CAPÍTULO UNO
Hace algunos días, en un pequeño pueblo, un hombre caminaba tranquilamente. Observaba todo a su alrededor: las ramas de los árboles movidas por el viento, las aves jugando de perseguirse y cantando con la alegría particular que tienen las aves pequeñas. El hombre, como un niño, se asombraba tras cada paso que daba, sus brazos se abrían con fuerza como queriendo atrapar el cielo, sus ojos miraban inquietos todos los hermosos colores que daban vida a su alrededor, pero había algo en su corazón que lo inquietaba profundamente y cada vez que lo recordaba cambiaba su rostro por uno triste y sin alegría.
A cada paso que daba, pensaba en ella, en una linda princesa que tantas veces había soñado, pero que siempre parecía desaparecer tras cada sueño y con él, desaparecía también su rostro, le era imposible recordarlo, por más esfuerzos que hacía no era capaz de ver la imagen de la hermosa princesa que le robaba sus pensamientos.
Aquel hombre, empezó a sentirse cansado de intentar recordar sin éxito cómo era la princesa, se sintió más triste que antes, buscó un árbol muy grande en el cual poder recostarse, se quitó el viejo salveque color naranja que llevaba siempre consigo colgado de la espalda y en cual había dos cosas: un buen libro y un delicioso paquete de galletas de chocolate. Al estar sentado sobre el zacate, empezó a acariciarlo con sus dedos, hasta que sintió que se estaba llenando de tierra. Con la brisa acariciándole el rostro empezó a sentir que sus ojos se iban cerrando poco a poco, hasta que de un momento a otro, el triste hombre se durmió.

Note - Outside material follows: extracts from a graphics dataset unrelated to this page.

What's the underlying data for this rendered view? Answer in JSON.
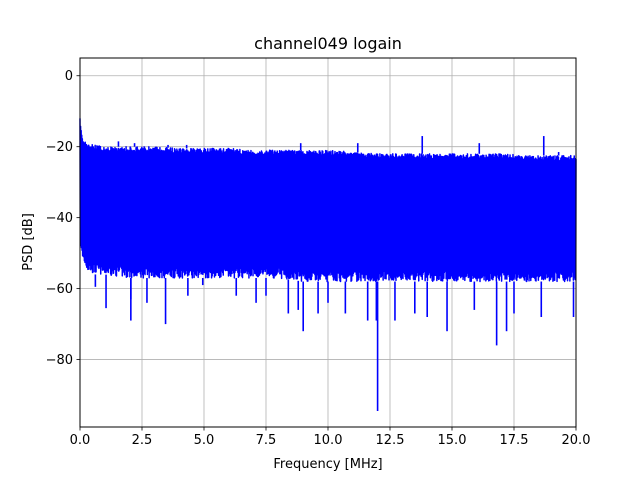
{
  "chart_data": {
    "type": "line",
    "title": "channel049 logain",
    "xlabel": "Frequency [MHz]",
    "ylabel": "PSD [dB]",
    "xlim": [
      0,
      20
    ],
    "ylim": [
      -99,
      5
    ],
    "xticks": [
      0,
      2.5,
      5,
      7.5,
      10,
      12.5,
      15,
      17.5,
      20
    ],
    "xtick_labels": [
      "0.0",
      "2.5",
      "5.0",
      "7.5",
      "10.0",
      "12.5",
      "15.0",
      "17.5",
      "20.0"
    ],
    "yticks": [
      0,
      -20,
      -40,
      -60,
      -80
    ],
    "ytick_labels": [
      "0",
      "−20",
      "−40",
      "−60",
      "−80"
    ],
    "grid": true,
    "series": [
      {
        "color": "#0000ff",
        "envelope": {
          "x": [
            0,
            0.1,
            0.3,
            0.6,
            1,
            2,
            3,
            4,
            5,
            6,
            7,
            8,
            9,
            10,
            11,
            12,
            13,
            14,
            15,
            16,
            17,
            18,
            19,
            20
          ],
          "upper": [
            -12,
            -17,
            -19,
            -19.5,
            -20,
            -20,
            -20,
            -20.5,
            -20.5,
            -20.5,
            -21,
            -21,
            -21,
            -21,
            -21.5,
            -22,
            -22,
            -22,
            -22,
            -22,
            -22,
            -22.5,
            -22.5,
            -22.5
          ],
          "lower": [
            -48,
            -52,
            -55,
            -56,
            -56,
            -57,
            -57,
            -57,
            -57,
            -57,
            -57,
            -57,
            -58,
            -58,
            -58,
            -58,
            -58,
            -58,
            -58,
            -58,
            -58,
            -58,
            -58,
            -58
          ]
        },
        "peaks": [
          {
            "x": 1.55,
            "y": -18.5
          },
          {
            "x": 2.2,
            "y": -19
          },
          {
            "x": 3.55,
            "y": -19.5
          },
          {
            "x": 4.3,
            "y": -19.5
          },
          {
            "x": 8.9,
            "y": -19
          },
          {
            "x": 11.2,
            "y": -19
          },
          {
            "x": 13.8,
            "y": -17
          },
          {
            "x": 16.1,
            "y": -19
          },
          {
            "x": 18.7,
            "y": -17
          },
          {
            "x": 19.3,
            "y": -21.5
          }
        ],
        "dips": [
          {
            "x": 0.62,
            "y": -59.5
          },
          {
            "x": 1.05,
            "y": -65.5
          },
          {
            "x": 2.05,
            "y": -63
          },
          {
            "x": 2.05,
            "y": -69
          },
          {
            "x": 2.7,
            "y": -64
          },
          {
            "x": 3.45,
            "y": -70
          },
          {
            "x": 4.35,
            "y": -62
          },
          {
            "x": 4.95,
            "y": -59
          },
          {
            "x": 6.3,
            "y": -62
          },
          {
            "x": 7.1,
            "y": -64
          },
          {
            "x": 7.5,
            "y": -62
          },
          {
            "x": 8.4,
            "y": -67
          },
          {
            "x": 8.8,
            "y": -66
          },
          {
            "x": 9.0,
            "y": -72
          },
          {
            "x": 9.6,
            "y": -67
          },
          {
            "x": 10.0,
            "y": -64
          },
          {
            "x": 10.7,
            "y": -67
          },
          {
            "x": 11.6,
            "y": -69
          },
          {
            "x": 11.95,
            "y": -69
          },
          {
            "x": 12.0,
            "y": -94.5
          },
          {
            "x": 12.7,
            "y": -69
          },
          {
            "x": 13.5,
            "y": -67
          },
          {
            "x": 14.0,
            "y": -68
          },
          {
            "x": 14.8,
            "y": -72
          },
          {
            "x": 15.9,
            "y": -66
          },
          {
            "x": 16.8,
            "y": -76
          },
          {
            "x": 17.2,
            "y": -72
          },
          {
            "x": 17.5,
            "y": -67
          },
          {
            "x": 18.6,
            "y": -68
          },
          {
            "x": 19.9,
            "y": -68
          }
        ]
      }
    ]
  }
}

Estirando sus brazos y bostezando con fuerza se restregó los ojos e intentó levantarse. Aún estaba medio dormido y creyó que seguía soñando. Todo a su alrededor se veía distinto de como estaba hace un rato. El zacate parecía ser de un color morado claro, era como un jardín gigantesco, se podía ver flores de todos los colores y junto a ellas un montón de mesitas diminutas con tres sillas cada una. Las mesas estaban hechas con las hojas de una vieja planta que alardeaba de ser la más vieja del lugar.
-Yo soy la más vieja de todas las plantas del mundo - decía ella.
Cada vez que abría su boca para decir exactamente las mismas palabras, las plantas más jóvenes y con hojitas tiernas quedaban asombradas y deseaban ser como la abuela, porque así la llamaban, además, según rumores de las mariposas amarillas, Abu, tenía más cien años.
El hombre tomó su salveque color naranja y lo colgó de su espalda. Empezó a caminar por un sendero de piedras rojas que se abría paso en medio del colorido zacate. No dejaba de sentirse admirado por todo lo que veía: las plantas, las mariposas, los árboles, el viento; pero el viento era muy distinto del que el hombre conocía, este viento tenía la particularidad de perfumar todo lo que tocara, así, cuando la ráfaga le rozó sus mejillas, estas quedaron perfumadas con un aroma delicioso; cerró sus ojos, respiró profundo, sintió que su corazón se iba acelerando rápidamente, un poco de miedo le abrazaba y le helaba los huesos, volvió a respirar con fuerza, tomó valor y abrió sus ojos. El sendero de piedras rojas se iba desvaneciendo hasta entrar en una cueva muy pequeña. El hombre tuvo que inclinarse un poco para no irse a golpear su cabeza, que por cosas del destino ya no tenía cabellos. Al pasar el umbral de la cueva, caminó unos diez pasos, fue entonces cuando se encontró con una gran puerta de madera que tenía la forma de un gigante caparazón de tortuga. No veía ninguna cerradura ni tampoco podía verse alguna llave para abrir la puerta. Empezó a buscar por todos los rincones de la cueva, estaba muy oscura. Buscó en su salveque para ver si tenía algo que pudiera servirle para dar un poco de claridad a aquel lugar. No había nada más que las galletas de chocolate y el libro. No supo por qué, pero su instinto le dijo que tomara el libro y lo abriera. Así lo hizo. Fue muy extraño ver cómo de en medio de las páginas saliera reflejada una luz brillante que de forma misteriosa solo iluminaba la puerta de madera en forma de caparazón de tortuga. La luz era amarilla, con ella sobre la puerta pudo apreciar unas letras inscritas en la madera. El hombre se acercó, sacó los lentes de la bolsa izquierda de su pantalón, se acercó un poco más y leyó estas palabras:
"Pronto encontrarás una gran biblioteca, no busques las letras, solo confía en las flores y hallarás a la Princesa"
Aquellas palabras quedaron grabadas en la mente y el corazón de aquel hombre y en su rostro una sonrisa sincera se dibujaba porque estaba más cerca de conocer a la princesa que se había adueñado de su corazón.